October 18, 2023 (Wednesday) / 5:30 pm7:00 pm

Meyerson Hall B1, 210 S 34th St

Nothing About Us Without Us

The Liminal Space Between Obscurity and the Limelight

Octavian Robinson

Associate Professor, Deaf Studies, Gallaudet University

Presented in collaboration with Penn’s ASL Program

In 1988, the Gallaudet University community protested the hiring of a hearing person as the newly-appointed president of the prestigious institution, which had always been dedicated to providing a fully accessible linguistic environment for deaf and hard-of-hearing people. Gallaudet hadn’t had a deaf president in its 124 year history and the politics of the protest and disability rights reverberated across the globe with front-page headlines and primetime news interviews. In the three and half decades since the Deaf President Now movement, deaf people continue to occupy a liminal space between the margins and the center of popular imagination as sign languages became vogue.

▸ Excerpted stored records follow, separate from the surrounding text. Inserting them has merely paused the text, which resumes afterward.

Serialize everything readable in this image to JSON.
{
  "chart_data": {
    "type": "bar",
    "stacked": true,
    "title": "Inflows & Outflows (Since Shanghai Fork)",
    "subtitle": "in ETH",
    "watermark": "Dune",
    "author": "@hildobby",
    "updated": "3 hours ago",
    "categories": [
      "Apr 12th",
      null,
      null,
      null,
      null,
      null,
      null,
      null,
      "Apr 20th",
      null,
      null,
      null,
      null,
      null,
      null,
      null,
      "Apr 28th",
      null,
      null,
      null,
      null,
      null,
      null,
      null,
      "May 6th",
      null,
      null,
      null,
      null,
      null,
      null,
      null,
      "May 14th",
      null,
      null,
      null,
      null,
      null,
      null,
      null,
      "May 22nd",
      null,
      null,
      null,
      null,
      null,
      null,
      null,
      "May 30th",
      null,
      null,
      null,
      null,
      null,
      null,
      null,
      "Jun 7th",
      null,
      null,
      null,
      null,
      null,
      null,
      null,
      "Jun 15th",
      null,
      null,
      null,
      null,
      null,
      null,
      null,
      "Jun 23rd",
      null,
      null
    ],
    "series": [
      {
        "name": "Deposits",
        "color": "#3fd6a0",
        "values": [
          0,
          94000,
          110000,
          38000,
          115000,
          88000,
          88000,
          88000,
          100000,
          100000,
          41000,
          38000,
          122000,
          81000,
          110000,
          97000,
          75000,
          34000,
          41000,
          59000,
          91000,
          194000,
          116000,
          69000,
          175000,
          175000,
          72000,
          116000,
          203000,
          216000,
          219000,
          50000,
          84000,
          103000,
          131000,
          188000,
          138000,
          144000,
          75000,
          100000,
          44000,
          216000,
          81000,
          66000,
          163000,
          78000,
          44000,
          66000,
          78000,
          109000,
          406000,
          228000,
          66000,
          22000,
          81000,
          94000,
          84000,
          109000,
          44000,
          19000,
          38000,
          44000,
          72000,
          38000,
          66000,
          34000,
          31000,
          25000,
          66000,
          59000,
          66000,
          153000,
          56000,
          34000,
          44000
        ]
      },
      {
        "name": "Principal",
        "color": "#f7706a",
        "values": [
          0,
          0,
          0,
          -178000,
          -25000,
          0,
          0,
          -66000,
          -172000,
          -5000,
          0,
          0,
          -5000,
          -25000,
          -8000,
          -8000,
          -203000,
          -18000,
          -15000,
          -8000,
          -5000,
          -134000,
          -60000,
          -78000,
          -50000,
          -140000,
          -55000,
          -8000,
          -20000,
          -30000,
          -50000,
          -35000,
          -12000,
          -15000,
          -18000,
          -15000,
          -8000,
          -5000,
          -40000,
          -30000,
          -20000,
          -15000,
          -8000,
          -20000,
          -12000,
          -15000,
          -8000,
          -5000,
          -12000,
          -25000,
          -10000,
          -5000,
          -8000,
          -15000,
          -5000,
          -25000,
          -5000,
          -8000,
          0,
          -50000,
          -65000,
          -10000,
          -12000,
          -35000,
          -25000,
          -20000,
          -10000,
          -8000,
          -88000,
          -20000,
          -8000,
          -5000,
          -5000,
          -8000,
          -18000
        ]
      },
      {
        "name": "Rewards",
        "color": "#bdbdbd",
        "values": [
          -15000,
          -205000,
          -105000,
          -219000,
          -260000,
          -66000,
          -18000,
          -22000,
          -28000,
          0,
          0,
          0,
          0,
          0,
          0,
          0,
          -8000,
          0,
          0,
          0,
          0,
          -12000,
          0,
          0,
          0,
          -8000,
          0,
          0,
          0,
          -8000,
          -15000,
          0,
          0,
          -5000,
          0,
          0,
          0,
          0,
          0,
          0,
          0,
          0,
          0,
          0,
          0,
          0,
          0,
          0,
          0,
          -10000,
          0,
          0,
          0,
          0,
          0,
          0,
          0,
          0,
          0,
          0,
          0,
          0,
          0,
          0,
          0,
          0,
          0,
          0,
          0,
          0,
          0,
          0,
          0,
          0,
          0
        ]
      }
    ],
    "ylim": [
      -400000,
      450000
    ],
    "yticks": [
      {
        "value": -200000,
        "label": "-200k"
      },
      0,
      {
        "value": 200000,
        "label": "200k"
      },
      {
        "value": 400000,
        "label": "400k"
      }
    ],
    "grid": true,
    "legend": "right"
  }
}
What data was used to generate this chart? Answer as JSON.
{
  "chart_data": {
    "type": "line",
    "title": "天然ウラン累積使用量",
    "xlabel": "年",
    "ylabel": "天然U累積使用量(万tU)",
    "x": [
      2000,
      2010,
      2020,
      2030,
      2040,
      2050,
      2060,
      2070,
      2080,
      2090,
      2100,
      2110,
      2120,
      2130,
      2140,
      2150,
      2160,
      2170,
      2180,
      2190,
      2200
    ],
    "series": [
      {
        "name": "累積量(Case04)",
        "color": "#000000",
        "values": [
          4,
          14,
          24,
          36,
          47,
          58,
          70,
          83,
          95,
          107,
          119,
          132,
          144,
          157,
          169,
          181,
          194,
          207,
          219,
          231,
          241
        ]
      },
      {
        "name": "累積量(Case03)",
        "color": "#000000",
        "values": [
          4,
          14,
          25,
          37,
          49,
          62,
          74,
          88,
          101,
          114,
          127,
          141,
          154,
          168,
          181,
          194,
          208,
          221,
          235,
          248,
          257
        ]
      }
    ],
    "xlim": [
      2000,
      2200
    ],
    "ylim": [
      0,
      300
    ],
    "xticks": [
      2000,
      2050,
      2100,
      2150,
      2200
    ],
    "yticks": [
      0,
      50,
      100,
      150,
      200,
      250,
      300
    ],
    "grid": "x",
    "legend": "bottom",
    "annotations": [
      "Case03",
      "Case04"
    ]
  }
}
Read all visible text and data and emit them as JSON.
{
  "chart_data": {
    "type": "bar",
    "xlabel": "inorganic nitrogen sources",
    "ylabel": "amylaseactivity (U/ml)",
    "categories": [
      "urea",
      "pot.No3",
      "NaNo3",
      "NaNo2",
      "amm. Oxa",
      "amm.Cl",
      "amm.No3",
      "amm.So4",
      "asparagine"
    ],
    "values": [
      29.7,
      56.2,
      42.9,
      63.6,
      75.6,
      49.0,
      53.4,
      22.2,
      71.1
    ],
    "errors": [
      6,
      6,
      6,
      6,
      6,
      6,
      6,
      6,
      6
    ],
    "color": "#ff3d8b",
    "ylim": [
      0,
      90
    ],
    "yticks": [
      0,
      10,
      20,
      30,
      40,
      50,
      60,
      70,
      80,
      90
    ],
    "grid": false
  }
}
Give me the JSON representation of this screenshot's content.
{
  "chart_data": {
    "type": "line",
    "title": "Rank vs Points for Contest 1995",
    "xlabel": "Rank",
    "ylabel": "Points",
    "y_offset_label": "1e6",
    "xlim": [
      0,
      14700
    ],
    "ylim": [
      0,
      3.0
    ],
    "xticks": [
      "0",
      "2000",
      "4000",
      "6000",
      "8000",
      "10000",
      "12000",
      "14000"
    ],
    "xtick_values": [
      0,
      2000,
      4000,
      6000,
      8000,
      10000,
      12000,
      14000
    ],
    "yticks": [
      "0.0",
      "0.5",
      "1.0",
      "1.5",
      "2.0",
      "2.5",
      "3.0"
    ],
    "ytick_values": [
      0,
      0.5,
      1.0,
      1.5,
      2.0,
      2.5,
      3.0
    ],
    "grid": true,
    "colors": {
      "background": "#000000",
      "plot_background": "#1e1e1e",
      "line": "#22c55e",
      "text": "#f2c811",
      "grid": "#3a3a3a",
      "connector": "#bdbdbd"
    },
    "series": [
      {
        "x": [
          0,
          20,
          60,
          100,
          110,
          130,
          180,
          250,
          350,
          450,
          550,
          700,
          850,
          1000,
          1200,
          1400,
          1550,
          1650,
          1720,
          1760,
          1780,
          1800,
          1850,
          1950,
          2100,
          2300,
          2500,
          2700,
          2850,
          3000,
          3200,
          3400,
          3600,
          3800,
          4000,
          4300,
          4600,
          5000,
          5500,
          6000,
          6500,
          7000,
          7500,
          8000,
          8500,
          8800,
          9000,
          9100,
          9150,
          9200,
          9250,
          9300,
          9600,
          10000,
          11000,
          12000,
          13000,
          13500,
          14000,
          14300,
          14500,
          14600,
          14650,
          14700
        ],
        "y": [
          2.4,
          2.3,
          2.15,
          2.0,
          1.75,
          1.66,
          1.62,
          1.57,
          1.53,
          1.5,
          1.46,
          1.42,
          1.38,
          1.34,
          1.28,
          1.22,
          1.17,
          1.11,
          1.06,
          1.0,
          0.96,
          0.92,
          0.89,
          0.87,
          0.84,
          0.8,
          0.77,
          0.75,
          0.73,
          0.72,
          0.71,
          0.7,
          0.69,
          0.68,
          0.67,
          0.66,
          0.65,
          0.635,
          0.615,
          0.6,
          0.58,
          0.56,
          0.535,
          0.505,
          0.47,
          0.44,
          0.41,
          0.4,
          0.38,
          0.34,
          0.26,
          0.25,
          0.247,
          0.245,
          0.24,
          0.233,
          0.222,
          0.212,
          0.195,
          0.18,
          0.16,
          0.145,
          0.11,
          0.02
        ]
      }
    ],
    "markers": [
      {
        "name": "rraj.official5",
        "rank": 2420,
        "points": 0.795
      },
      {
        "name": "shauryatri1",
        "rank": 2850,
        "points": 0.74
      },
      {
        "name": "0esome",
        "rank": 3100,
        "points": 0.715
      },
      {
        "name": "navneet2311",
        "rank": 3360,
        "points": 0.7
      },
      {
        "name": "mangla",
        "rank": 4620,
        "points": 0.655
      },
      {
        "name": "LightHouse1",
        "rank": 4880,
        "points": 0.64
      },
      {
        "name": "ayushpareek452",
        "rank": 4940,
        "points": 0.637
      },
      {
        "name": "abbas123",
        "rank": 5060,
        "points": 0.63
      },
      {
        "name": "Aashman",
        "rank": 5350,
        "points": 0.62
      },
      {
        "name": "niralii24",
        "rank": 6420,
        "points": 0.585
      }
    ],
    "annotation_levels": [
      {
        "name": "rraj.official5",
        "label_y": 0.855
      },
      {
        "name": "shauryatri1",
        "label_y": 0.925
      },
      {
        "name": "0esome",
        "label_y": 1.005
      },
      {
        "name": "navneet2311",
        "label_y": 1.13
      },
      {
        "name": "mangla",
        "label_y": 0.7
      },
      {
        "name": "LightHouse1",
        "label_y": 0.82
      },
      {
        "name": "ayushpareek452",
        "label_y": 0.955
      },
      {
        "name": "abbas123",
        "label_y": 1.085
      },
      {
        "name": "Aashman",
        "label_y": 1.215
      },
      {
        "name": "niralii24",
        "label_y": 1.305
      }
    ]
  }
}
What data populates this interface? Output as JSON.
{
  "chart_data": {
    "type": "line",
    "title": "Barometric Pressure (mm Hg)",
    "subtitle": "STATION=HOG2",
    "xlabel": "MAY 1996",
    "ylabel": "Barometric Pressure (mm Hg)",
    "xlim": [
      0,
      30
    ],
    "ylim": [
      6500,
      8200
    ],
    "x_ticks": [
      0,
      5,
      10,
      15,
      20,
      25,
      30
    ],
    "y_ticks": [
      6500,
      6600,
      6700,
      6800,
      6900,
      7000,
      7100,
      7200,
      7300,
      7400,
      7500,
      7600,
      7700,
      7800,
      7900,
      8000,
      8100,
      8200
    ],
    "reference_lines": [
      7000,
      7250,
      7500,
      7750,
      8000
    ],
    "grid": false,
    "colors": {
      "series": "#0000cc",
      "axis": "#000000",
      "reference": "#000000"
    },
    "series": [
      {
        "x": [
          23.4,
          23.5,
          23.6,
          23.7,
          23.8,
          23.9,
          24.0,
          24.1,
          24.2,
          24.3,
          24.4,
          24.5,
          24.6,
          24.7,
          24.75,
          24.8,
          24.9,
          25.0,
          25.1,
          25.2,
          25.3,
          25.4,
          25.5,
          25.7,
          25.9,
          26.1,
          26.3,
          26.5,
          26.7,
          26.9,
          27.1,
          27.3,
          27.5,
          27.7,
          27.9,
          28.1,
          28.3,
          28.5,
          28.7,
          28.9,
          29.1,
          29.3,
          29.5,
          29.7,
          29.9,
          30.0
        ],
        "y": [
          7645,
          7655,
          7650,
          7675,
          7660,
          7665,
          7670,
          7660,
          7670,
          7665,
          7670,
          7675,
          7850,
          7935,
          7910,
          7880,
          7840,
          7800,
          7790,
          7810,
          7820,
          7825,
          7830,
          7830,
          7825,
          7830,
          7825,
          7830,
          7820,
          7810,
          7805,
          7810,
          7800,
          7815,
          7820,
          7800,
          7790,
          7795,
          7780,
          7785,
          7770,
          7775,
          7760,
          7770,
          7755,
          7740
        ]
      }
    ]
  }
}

Octavian Robinson is associate professor of Deaf Studies at Gallaudet University. He earned his Ph.D. in Modern U.S. history with specializations in women/gender, African-American, and disability. Although trained as a historian at The Ohio State University, he situates himself as an interdisciplinary disability studies scholar with an emphasis on deaf-related questions. As a deaf disabled scholar, his work takes on three major threads: attitudes toward signed languages and disability languaging, the politics of accessibility vis a vis signed language interpreting, and ableist rhetoric in deaf discourses. He is particularly interested in how and why deaf people deployed respectability politics during the early twentieth century to separate themselves from people with other disabilities. 

With his colleague Jon Henner, Robinson recently began a movement in linguistics with their 2021 preprint, “Unsettling languages, Unruly bodyminds: A Crip Linguistics Manifesto,” which was formally published in 2023. Crip linguistics challenges those working in language-related fields to interrogate their attitudes about disability, challenge the exclusion of disabled ways of languaging from linguistics research and applied practice, and contest ideas about “broken” languaging. This framework has begun a revolution in linguistics and related fields in how linguists and practitioners talk about the ways that people language. The manifesto is now being parlayed into a multidisciplinary anthology on crip linguistics with Gallaudet University Press. Beyond crip linguistics, he is also writing a monograph on neoliberalism in twentieth century deaf political discourse and a critical reading of contemporary deaf rhetoric through queer theoretical frameworks. Prior to his current position at Gallaudet University, he held an appointment as Assistant Professor of Deaf Studies at College of the Holy Cross. He has a B.A. in history and a M.A. in Deaf Studies from Gallaudet University.